The aim of the current study was to determine the prevalence of subclinical entheseal involvement in patients with Behçet disease via ultrasound using a newly developed method, the Madrid sonography enthesitis index.
The study was conducted with 36 patients with Behçet disease and 46 healthy sex- and age-matched control subjects. All patients with Behçet disease who had no clinical evidence of arthritis or enthesitis underwent an ultrasound examination. All sonographic findings were identified according to the Madrid sonography enthesitis index. Madrid sonography enthesitis index values of patients and control subjects were compared by Student t test and Mann-Whitney U test. Validity was analyzed by receiver operating characteristic curve.
Total enthesitis score was 12.16 ± 6.16 among patients with Behçet disease and 2.06 ± 2.18 among healthy control subjects (p < 0.001). The receiver operating characteristic curve established an ultrasound score greater than 4.5 in the Behçet disease group as the best cut-off point differentiating case subjects from control subjects. This cutoff was exceeded by 88.8% of the patients with Behçet disease. When the Madrid sonography enthesitis index score in each affected enthesis was evaluated, patients with Behçet disease had significantly higher scores than did control subjects when all entheseal sites were compared (all p values < 0.05).
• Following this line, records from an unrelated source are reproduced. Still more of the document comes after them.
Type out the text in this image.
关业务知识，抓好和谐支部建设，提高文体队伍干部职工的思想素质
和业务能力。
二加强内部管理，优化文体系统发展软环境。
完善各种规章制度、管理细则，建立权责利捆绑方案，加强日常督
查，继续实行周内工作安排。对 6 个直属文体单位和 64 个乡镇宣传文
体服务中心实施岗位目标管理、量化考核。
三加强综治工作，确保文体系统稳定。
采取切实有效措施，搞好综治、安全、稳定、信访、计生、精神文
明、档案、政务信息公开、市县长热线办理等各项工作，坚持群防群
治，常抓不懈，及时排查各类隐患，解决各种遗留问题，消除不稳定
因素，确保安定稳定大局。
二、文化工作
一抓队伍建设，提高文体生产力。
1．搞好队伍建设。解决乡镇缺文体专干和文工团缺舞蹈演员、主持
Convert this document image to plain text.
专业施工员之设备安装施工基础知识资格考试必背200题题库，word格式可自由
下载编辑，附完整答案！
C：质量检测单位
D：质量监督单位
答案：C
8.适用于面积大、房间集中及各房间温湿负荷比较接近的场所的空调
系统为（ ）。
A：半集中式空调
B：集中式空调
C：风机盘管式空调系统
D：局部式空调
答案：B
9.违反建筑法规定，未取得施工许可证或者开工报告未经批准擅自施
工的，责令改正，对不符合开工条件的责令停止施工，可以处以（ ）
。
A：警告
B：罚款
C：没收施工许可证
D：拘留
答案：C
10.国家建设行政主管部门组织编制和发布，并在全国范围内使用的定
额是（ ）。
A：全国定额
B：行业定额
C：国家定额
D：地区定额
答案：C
This is the first study to our knowledge to show significant subclinical enthesopathy of the triceps tendon enthesis in patients with Behçet disease who had no arthritic involvement. These data suggest that the Madrid sonography enthesitis index scoring system for sonographic detection of enthesopathy should be incorporated into the clinical protocol for evaluating patients with Behçet disease in routine clinical practice.
本研究旨在使用新开发的方法——马德里超声肌腱附着点指数(Ma-drid sonography enthesitis index,MS-EI),通过超声检查确定 Behcet 病患者亚临床肌腱附着处受累的患病率。
本研究纳入 36 例 Behcet 病患者和 46 例性别和年龄匹配的健康对照者。所有 Behcet 病患者均无关节炎或肌腱附着处炎的临床证据,接受了超声检查。根据马德里超声肌腱附着点指数(Ma-drid sonography enthesitis index,MS-EI)识别所有超声发现。采用 Student t 检验和 Mann-Whitney U 检验比较患者和对照组的马德里超声肌腱附着点指数(Ma-drid sonography enthesitis index,MS-EI)值。采用受试者工作特征曲线(receiver operating characteristic curve)分析其有效性。
Behcet 病患者的总肌腱附着点评分(total enthesitis score)为 12.16±6.16,健康对照组为 2.06±2.18(p<0.001)。建立的超声评分大于 4.5 作为区分病例组和对照组的最佳截断点,Behcet 病组 88.8%的患者超过该截断点。当评估每个受累肌腱附着处的马德里超声肌腱附着点指数(Ma-drid sonography enthesitis index,MS-EI)评分时,与对照组相比,所有肌腱附着处均显示 Behcet 病患者的评分显著更高(所有 p 值均<0.05)。
本研究首次显示,无关节炎受累的 Behcet 病患者的三头肌腱附着处存在明显的亚临床肌腱病。这些数据表明,马德里超声肌腱附着点指数(Ma-drid sonography enthesitis index,MS-EI)评分系统用于超声检测肌腱病应纳入 Behcet 病患者的临床常规评估。